CBS, the American television network once renowned for its news coverage under Edward R. Murrow and then Walter Cronkite, has hired Mwandiga Productions to rent the 239-square-kilometer Shaba National Reserve in Kenya for four months. The purpose has little to do with wildlife or nature. Instead, CBS is taping "Survivor 3," the latest in its infamous fake reality series. The influx of television crews and contest contestants has been a strange experience for the nearby inhabitants of central Kenya.

It's not the television cameras that are hard to understand for the people who live near the Shaba National Reserve. Rather, it's the very concept of the show. Many of the people near Shaba lead difficult lives eking out an existence in an arid region of equatorial Africa. For them, the notion of 18 people competing for survival in a contrived contest setting is ludicrous. The fact that the event is being filmed in a remote game reserve only serves to accentuate the show's lack of reality.

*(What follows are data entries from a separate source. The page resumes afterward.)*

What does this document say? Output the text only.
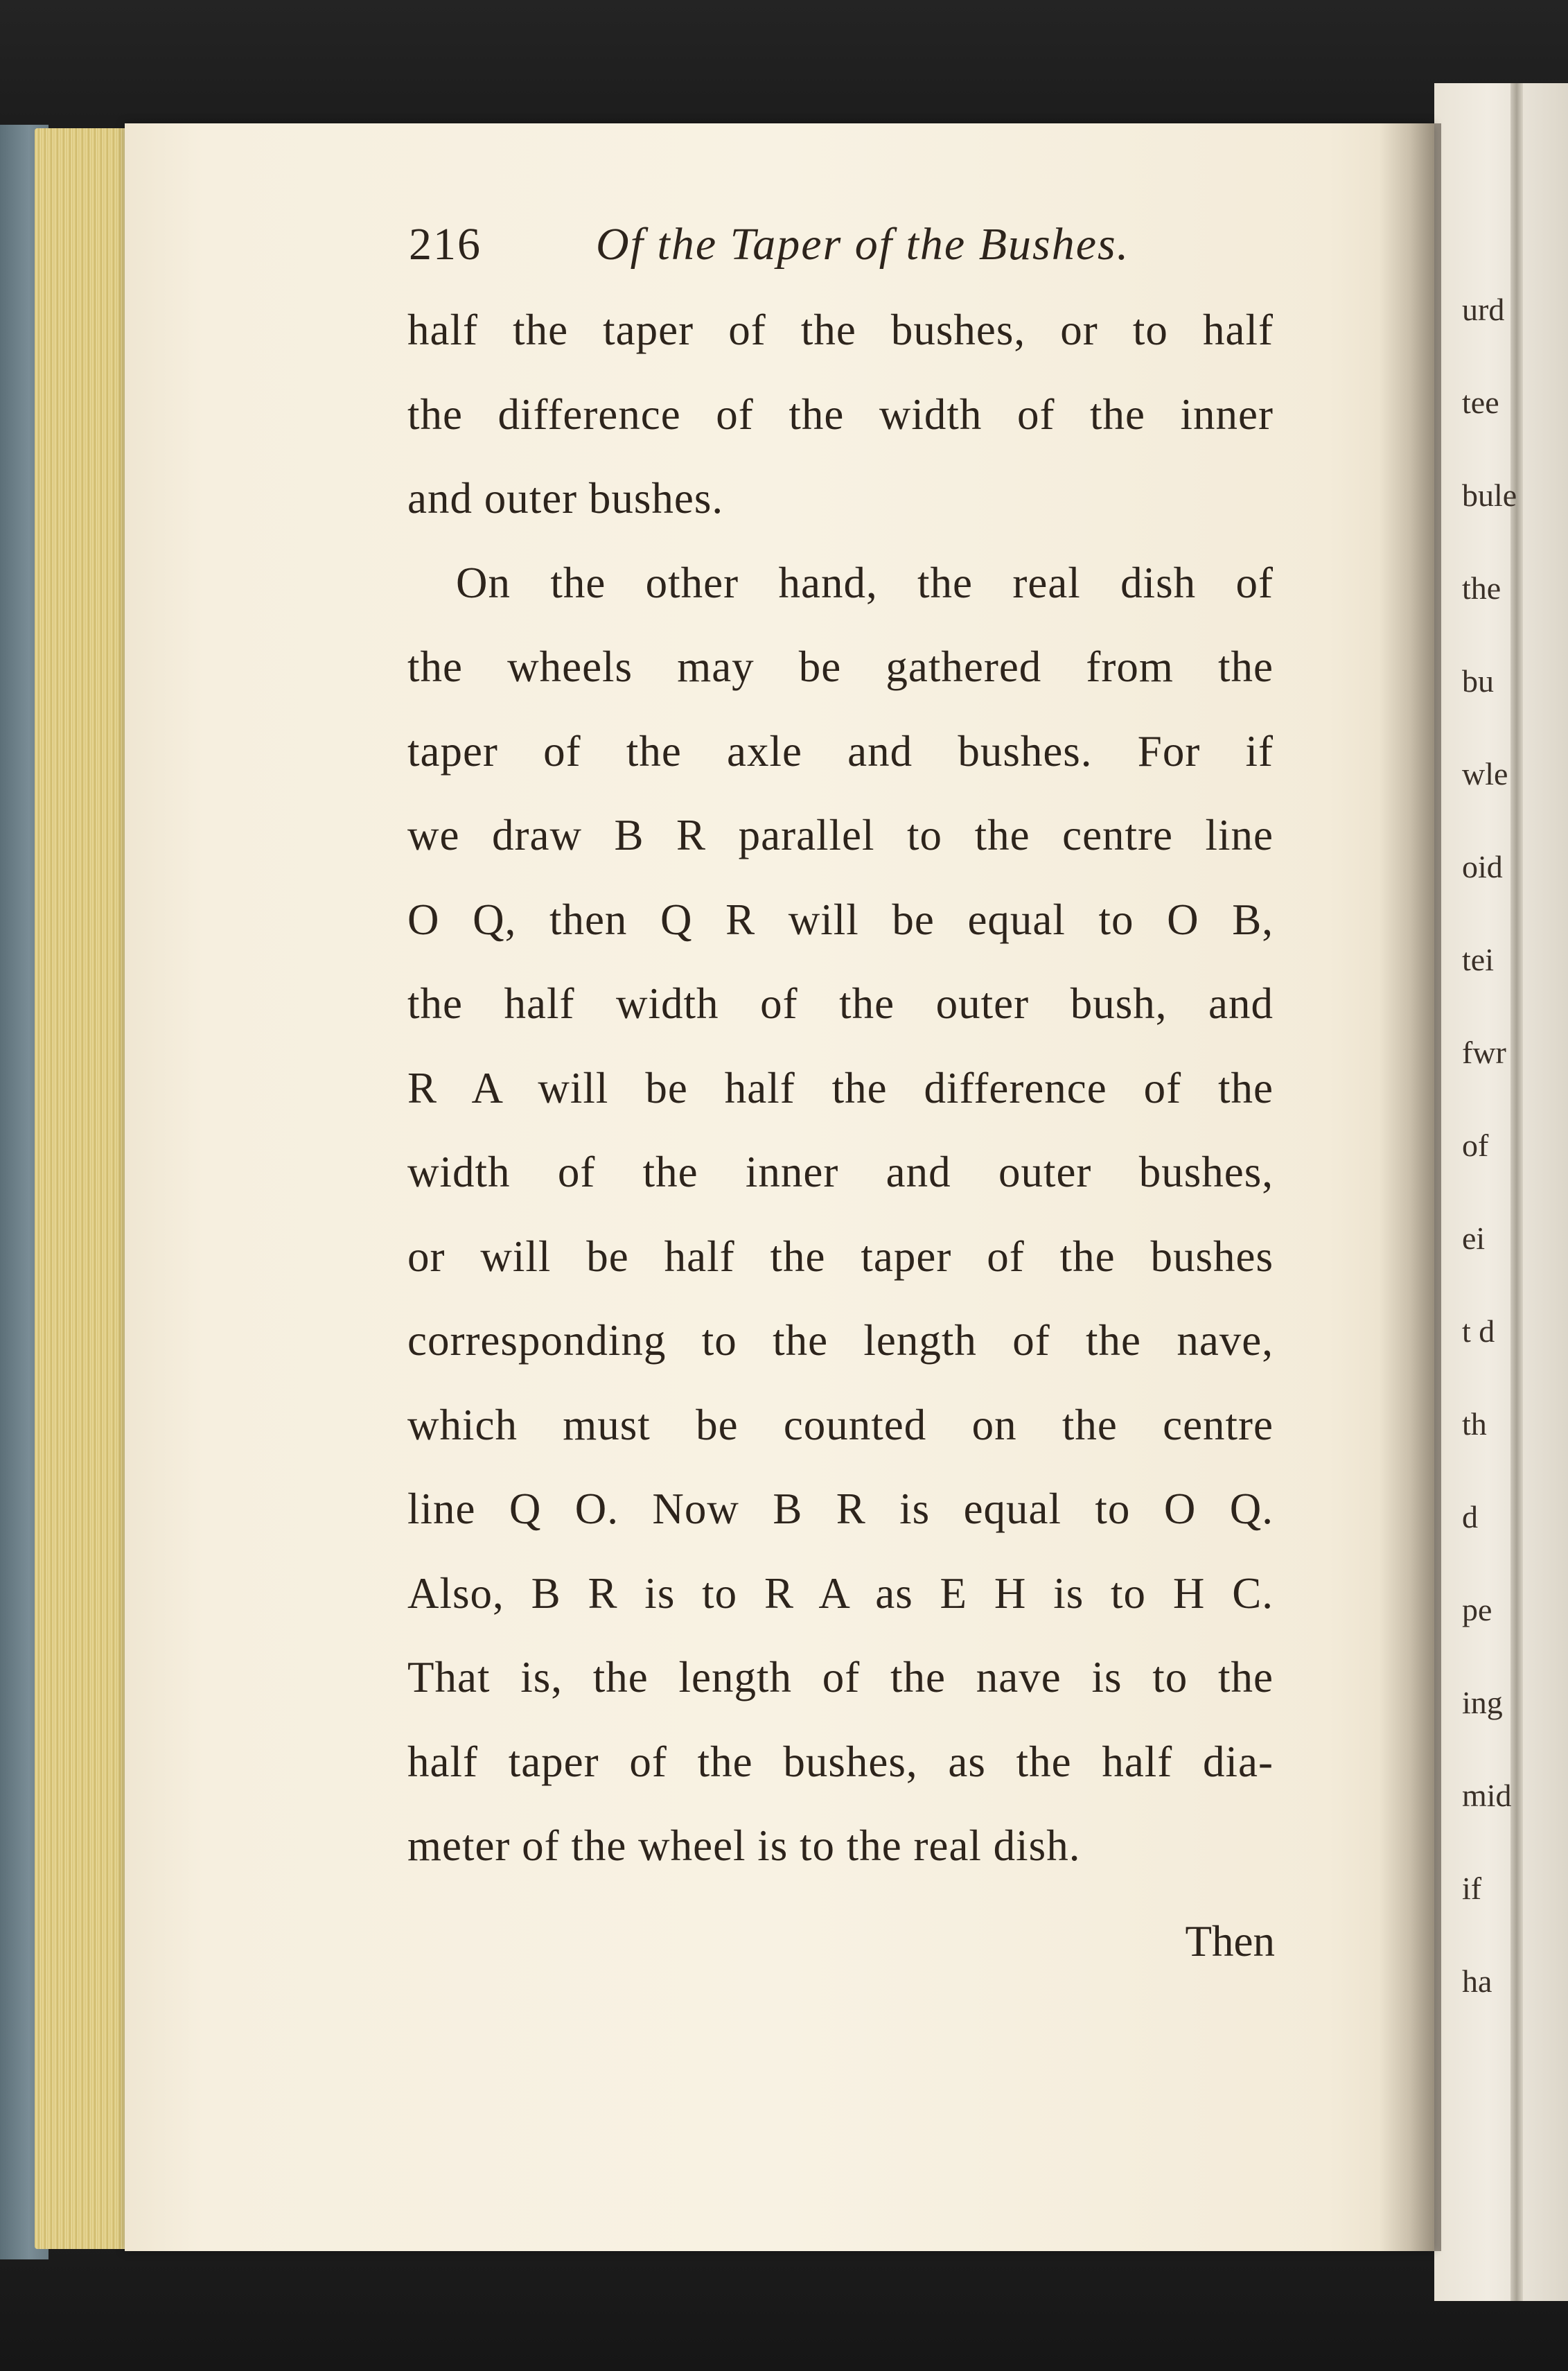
urd
tee
bule
the
bu
wle
oid
tei
fwr
of
ei
t d
th
d
pe
ing
mid
if
ha
216	Of the Taper of the Bushes.
half the taper of the bushes, or to half
the difference of the width of the inner
and outer bushes.
On the other hand, the real dish of
the wheels may be gathered from the
taper of the axle and bushes. For if
we draw B R parallel to the centre line
O Q, then Q R will be equal to O B,
the half width of the outer bush, and
R A will be half the difference of the
width of the inner and outer bushes,
or will be half the taper of the bushes
corresponding to the length of the nave,
which must be counted on the centre
line Q O. Now B R is equal to O Q.
Also, B R is to R A as E H is to H C.
That is, the length of the nave is to the
half taper of the bushes, as the half dia-
meter of the wheel is to the real dish.
Then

In an interview in the New York Times, Mohammed Leeresh, a local resident, was dumbfounded by the show's premise: "A million dollars? Just for surviving?" Then he added, wryly, "If they let me play, I guarantee you it would be mine."

That's not part of the plot, of course. The contestants on "Survivor 3" are all westerners who are, by the standards of much of the rest of the world, pampered beyond belief. They are accustomed to leading lives that are not threatened by daily hardships and catastrophes. What is most troubling, however, is that neither CBS nor the participants seem disturbed by how incongruous it is for comfortable Americans to play-act at surviving in a part of the world where survival truly is a daily challenge.

Kenyan environmentalists are also unhappy with the show's presence in the Shaba National Reserve. The Waso Trust Land Project, a local Kenyan non-governmental organization, says the show's producers have cleared 20 square kilometers of vegetation. The project says the filming has frightened animals away and is concerned that the show will leave behind the same trail of destruction left by the filming of the movies "Born Free" and "To Walk with the Lions."

The filming of "Survivor 3" is no small endeavor. The film crew numbers more than 200 and heavy commercial trucks are kept busy hauling provisions into the reserve. (Some "survival" test!) Guyo Mokku, the local Kenyan member of parliament, says, "These people have erected more than 1,000 tents and constructed other timber structures inside the park. They have also cleared indigenous trees and other acacia bushes that take years to mature. And after all these they expect us to sing praises for them; we are not that cheap."

When three Kenyan journalists tried to visit Shaba in June to document what was happening in the reserve, they were arrested. The journalists were accompanying a representative of the Waso Trust Land Project, but park ranger Abdi Boru told the journalists he had "strict instructions from the movie company to exclude journalists."

It's a pity that the American television media can't devote the same time and energy covering issues that are crucial to Africa. They could cover the effect the International Monetary Fund has on African nations. They could examine American trade policies towards Africa. They could take a look at the effect of last year's African Growth and Opportunity Act and how more of the same would benefit African nations even more.

What we'll get instead, however, is a lot of media hype about a group of Americans play-acting in Kenya. The Shaba National Reserve will merely provide an exotic backdrop for the show, so viewers can be thrilled by the prospect of trying to survive in what they regard as primitive Africa.

The whole affair is profoundly insulting to Kenya, demonstrates ignorance on the part of the show's producers and participants, and reflects poorly on the United States.